Elle ne montrait jamais aucune émotion devant l'étalage de sa vie sentimentale et même s'il lui était reconnaissant de sa réserve, son indifférence, aujourd'hui, l'irritait. Il ne bougea pas et murmura simplement :
« Je n'ai pas envie d'y aller. »
Il avait un côté enfantin à bouder de la sorte mais Hawkeye n'avait pas l'intention de se laisser apitoyer.
« Il fallait y penser avant, monsieur. Vous auriez eu le temps d'annuler et…
- Sauf que je n'ai pas envie d'annuler. C'est juste que… »
Il s'était redressé et la regardait intensément puis il se détourna et contempla la route d'un œil vide.
« C'est juste que ce n'est pas avec elle que je voudrais être, finit-il d'un ton las. »
Liza sentait où leur conversation risquait d'aller et se tournant légèrement pour faire face à son supérieur, elle remarqua avec une touche de moquerie :
« Et pourtant, je suis sûre que c'est la plus à même à apprécier le spectacle que vous avez choisi. »
Elle avait un sourire en coin qui n'échappa pas à Roy et il lui rendit une moue boudeuse.
« Probablement. Il n'empêche. »
Puis après un court silence, il ajouta :
« Même si ça fait de moi un sale con égoïste, Hawkeye, je suis content que personne ne vous emmène voir de mauvaises revues au théâtre. »
Elle esquissa un sourire et ses joues se colorèrent un peu puis retrouvant son aplomb, elle annonça :
« Ca ne fait pas de vous un égoïste, en revanche, si vous continuez à la faire attendre, ça fera de vous un mufle. »

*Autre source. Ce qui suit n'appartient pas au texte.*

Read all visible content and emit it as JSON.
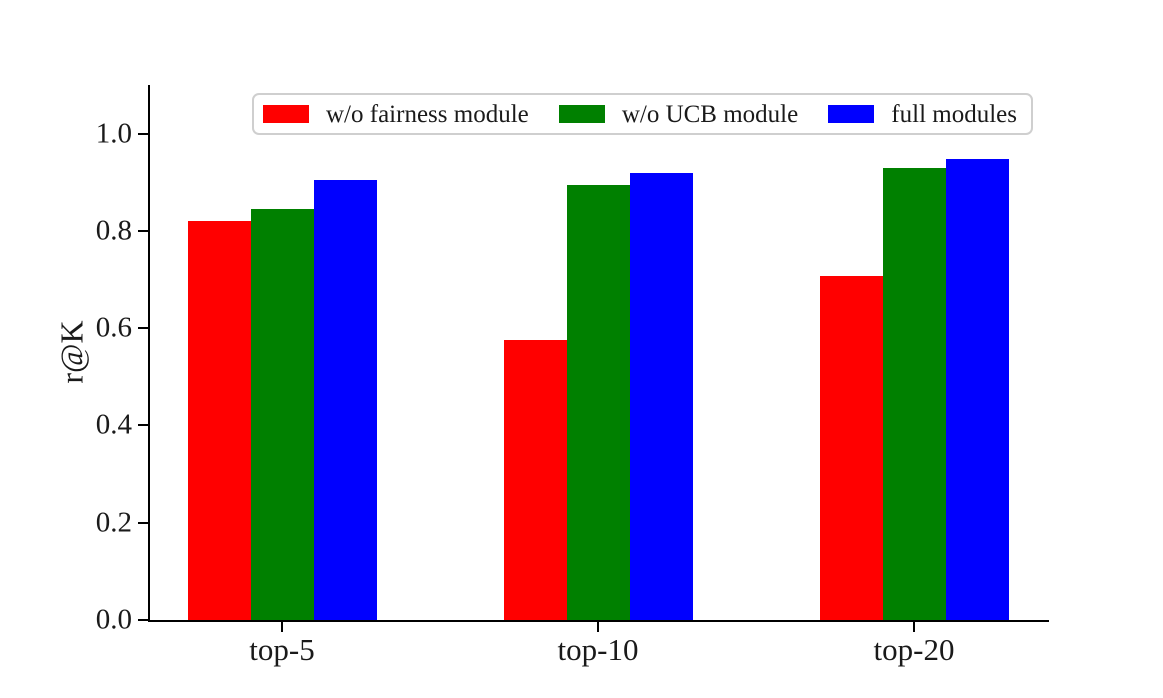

Du menton, elle désigna la jeune femme perdue de l'autre côté de la rue, qui commençait à paniquer de ne pas trouver son rendez-vous là où il aurait dû. Roy ouvrit donc sa portière, côté route, pour faire signe au plus vite à sa compagne de la soirée et sans se soucier de la circulation, il sortit du véhicule. Il hésita un instant et passant la tête dans l'embrasure de la portière, il voulut ajouter quelque chose mais Liza ne lui en laissa pas le temps.
« Votre rendez-vous, monsieur. »
Son ton était ferme, définitif et n'attendait aucune contestation, comme si elle lui ordonnait de partir et il se sentit vaincu. D'un signe de tête, il acquiesça et la salua puis il traversa rapidement. Il était tout juste en train de complimenter sa compagne sur sa tenue que la voiture s'arrêta à sa hauteur.
« Colonel ! »
La voix de son lieutenant interloqua Mustang et il s'approcha, les sourcils froncés.

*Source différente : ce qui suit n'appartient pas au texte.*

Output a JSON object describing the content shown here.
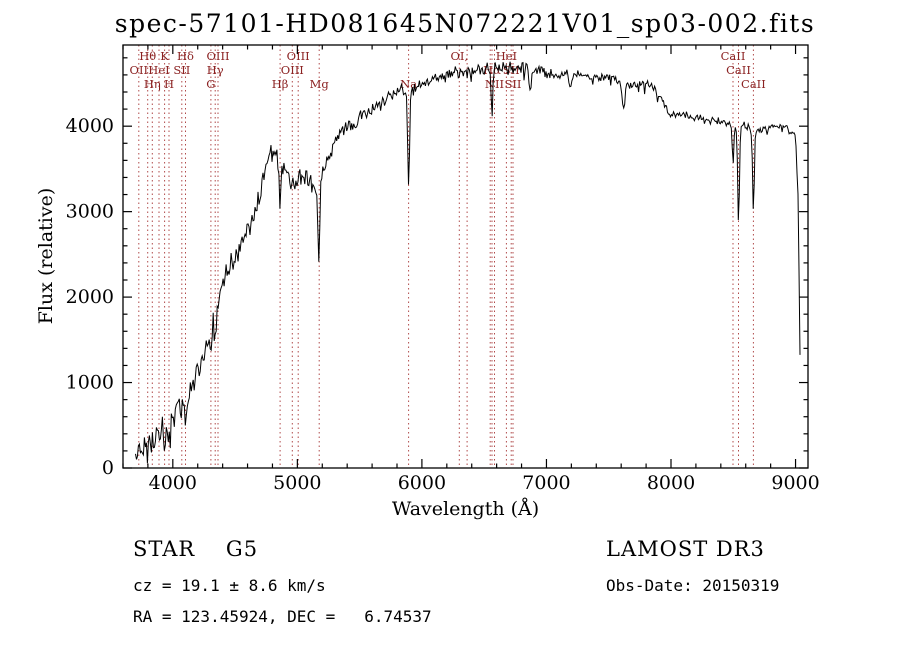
{
  "window": {
    "background": "#ffffff"
  },
  "chart_data": {
    "type": "line",
    "title": "spec-57101-HD081645N072221V01_sp03-002.fits",
    "xlabel": "Wavelength (Å)",
    "ylabel": "Flux (relative)",
    "xlim": [
      3600,
      9100
    ],
    "ylim": [
      0,
      4950
    ],
    "xticks": [
      4000,
      5000,
      6000,
      7000,
      8000,
      9000
    ],
    "yticks": [
      0,
      1000,
      2000,
      3000,
      4000
    ],
    "x_minor_step": 200,
    "y_minor_step": 200,
    "grid": false,
    "colors": {
      "line": "#000000",
      "frame": "#000000",
      "marker_line": "#b04a4a",
      "marker_label": "#8b2222"
    },
    "spectrum_envelope": {
      "wavelength": [
        3700,
        3730,
        3760,
        3790,
        3820,
        3850,
        3880,
        3910,
        3940,
        3970,
        4000,
        4040,
        4080,
        4120,
        4160,
        4200,
        4240,
        4280,
        4320,
        4360,
        4400,
        4450,
        4500,
        4550,
        4600,
        4650,
        4700,
        4750,
        4800,
        4850,
        4900,
        4950,
        5000,
        5050,
        5100,
        5150,
        5200,
        5250,
        5300,
        5350,
        5400,
        5450,
        5500,
        5550,
        5600,
        5650,
        5700,
        5750,
        5800,
        5850,
        5900,
        5950,
        6000,
        6100,
        6200,
        6300,
        6400,
        6500,
        6600,
        6700,
        6800,
        6900,
        7000,
        7100,
        7200,
        7300,
        7400,
        7500,
        7600,
        7700,
        7800,
        7850,
        7900,
        7950,
        8000,
        8100,
        8200,
        8300,
        8400,
        8500,
        8600,
        8700,
        8800,
        8900,
        8950,
        9000,
        9020,
        9040
      ],
      "flux": [
        150,
        220,
        280,
        250,
        300,
        340,
        380,
        430,
        470,
        520,
        620,
        700,
        760,
        820,
        980,
        1150,
        1320,
        1500,
        1680,
        1900,
        2150,
        2320,
        2480,
        2620,
        2780,
        2950,
        3200,
        3500,
        3700,
        3650,
        3450,
        3300,
        3350,
        3400,
        3380,
        3250,
        3450,
        3650,
        3800,
        3900,
        3980,
        4050,
        4100,
        4150,
        4200,
        4260,
        4310,
        4360,
        4400,
        4420,
        4400,
        4450,
        4500,
        4560,
        4600,
        4620,
        4650,
        4660,
        4700,
        4700,
        4680,
        4650,
        4620,
        4600,
        4610,
        4590,
        4560,
        4570,
        4520,
        4480,
        4500,
        4470,
        4380,
        4250,
        4120,
        4150,
        4100,
        4060,
        4050,
        4010,
        4000,
        3960,
        3990,
        4000,
        3960,
        3900,
        3200,
        900
      ]
    },
    "absorption_lines": [
      {
        "wavelength": 3934,
        "depth": 260,
        "width": 8
      },
      {
        "wavelength": 3969,
        "depth": 260,
        "width": 8
      },
      {
        "wavelength": 4102,
        "depth": 320,
        "width": 8
      },
      {
        "wavelength": 4306,
        "depth": 260,
        "width": 10
      },
      {
        "wavelength": 4340,
        "depth": 320,
        "width": 8
      },
      {
        "wavelength": 4861,
        "depth": 560,
        "width": 10
      },
      {
        "wavelength": 5172,
        "depth": 900,
        "width": 10
      },
      {
        "wavelength": 5893,
        "depth": 1150,
        "width": 10
      },
      {
        "wavelength": 6563,
        "depth": 600,
        "width": 9
      },
      {
        "wavelength": 6870,
        "depth": 280,
        "width": 14
      },
      {
        "wavelength": 7190,
        "depth": 170,
        "width": 12
      },
      {
        "wavelength": 7620,
        "depth": 330,
        "width": 16
      },
      {
        "wavelength": 8498,
        "depth": 450,
        "width": 9
      },
      {
        "wavelength": 8542,
        "depth": 1150,
        "width": 10
      },
      {
        "wavelength": 8662,
        "depth": 950,
        "width": 10
      }
    ],
    "noise": {
      "seed": 20150319,
      "wavelength": [
        3700,
        4200,
        4800,
        5400,
        6000,
        6600,
        7200,
        8000,
        9040
      ],
      "amplitude": [
        240,
        190,
        140,
        110,
        85,
        95,
        65,
        55,
        50
      ],
      "sample_step": 8,
      "spike_probability": 0.035
    },
    "spectral_markers": {
      "lines": [
        3727,
        3798,
        3835,
        3889,
        3934,
        3969,
        4072,
        4102,
        4306,
        4340,
        4363,
        4861,
        4959,
        5007,
        5175,
        5893,
        6300,
        6363,
        6548,
        6563,
        6583,
        6678,
        6717,
        6731,
        8498,
        8542,
        8662
      ],
      "labels": [
        {
          "text": "Hθ",
          "wavelength": 3798,
          "row": 1
        },
        {
          "text": "K",
          "wavelength": 3934,
          "row": 1
        },
        {
          "text": "Hδ",
          "wavelength": 4102,
          "row": 1
        },
        {
          "text": "OIII",
          "wavelength": 4363,
          "row": 1
        },
        {
          "text": "OIII",
          "wavelength": 5007,
          "row": 1
        },
        {
          "text": "OI,",
          "wavelength": 6300,
          "row": 1
        },
        {
          "text": "HeI",
          "wavelength": 6678,
          "row": 1
        },
        {
          "text": "CaII",
          "wavelength": 8498,
          "row": 1
        },
        {
          "text": "OII",
          "wavelength": 3727,
          "row": 2
        },
        {
          "text": "HeI",
          "wavelength": 3889,
          "row": 2
        },
        {
          "text": "SII",
          "wavelength": 4072,
          "row": 2
        },
        {
          "text": "Hγ",
          "wavelength": 4340,
          "row": 2
        },
        {
          "text": "OIII",
          "wavelength": 4959,
          "row": 2
        },
        {
          "text": "Hα",
          "wavelength": 6563,
          "row": 2
        },
        {
          "text": "SII",
          "wavelength": 6717,
          "row": 2
        },
        {
          "text": "CaII",
          "wavelength": 8542,
          "row": 2
        },
        {
          "text": "Hη",
          "wavelength": 3835,
          "row": 3
        },
        {
          "text": "H",
          "wavelength": 3969,
          "row": 3
        },
        {
          "text": "G",
          "wavelength": 4306,
          "row": 3
        },
        {
          "text": "Hβ",
          "wavelength": 4861,
          "row": 3
        },
        {
          "text": "Mg",
          "wavelength": 5175,
          "row": 3
        },
        {
          "text": "Na",
          "wavelength": 5893,
          "row": 3
        },
        {
          "text": "NII",
          "wavelength": 6583,
          "row": 3
        },
        {
          "text": "SII",
          "wavelength": 6731,
          "row": 3
        },
        {
          "text": "CaII",
          "wavelength": 8662,
          "row": 3
        }
      ]
    }
  },
  "footer": {
    "classification": "STAR    G5",
    "survey": "LAMOST DR3",
    "cz": "cz = 19.1 ± 8.6 km/s",
    "obs_date": "Obs-Date: 20150319",
    "ra_dec": "RA = 123.45924, DEC =   6.74537"
  }
}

« Je sais que vous ne m'avez pas demandé d'attendre, mais en cas de besoin, vous savez où me trouver. »
Il ne savait pas si elle parlait de sa soirée ou de leur relation en général mais il ne posa aucune question. Il se contenta de lui sourire en la regardant s'éloigner.
Pour une fois, j'avais envie de faire dans le subtil. Le problème, c'est que du coup, je ne suis pas sûre d'être très claire. Mais l'histoire perdait tout son intérêt en étant trop explicite, alors, euh, voilà. J'espère que ça se comprend quand même et qu'il n'y aura pas besoin d'explication de texte, parce que j'ai toujours détesté ça !
Et oh oui, une revenante, je sais. J'aimerai que ça se reproduise plus souvent, mais ne rêvons pas.
Bisous les jeunes et bon voyage, Paul.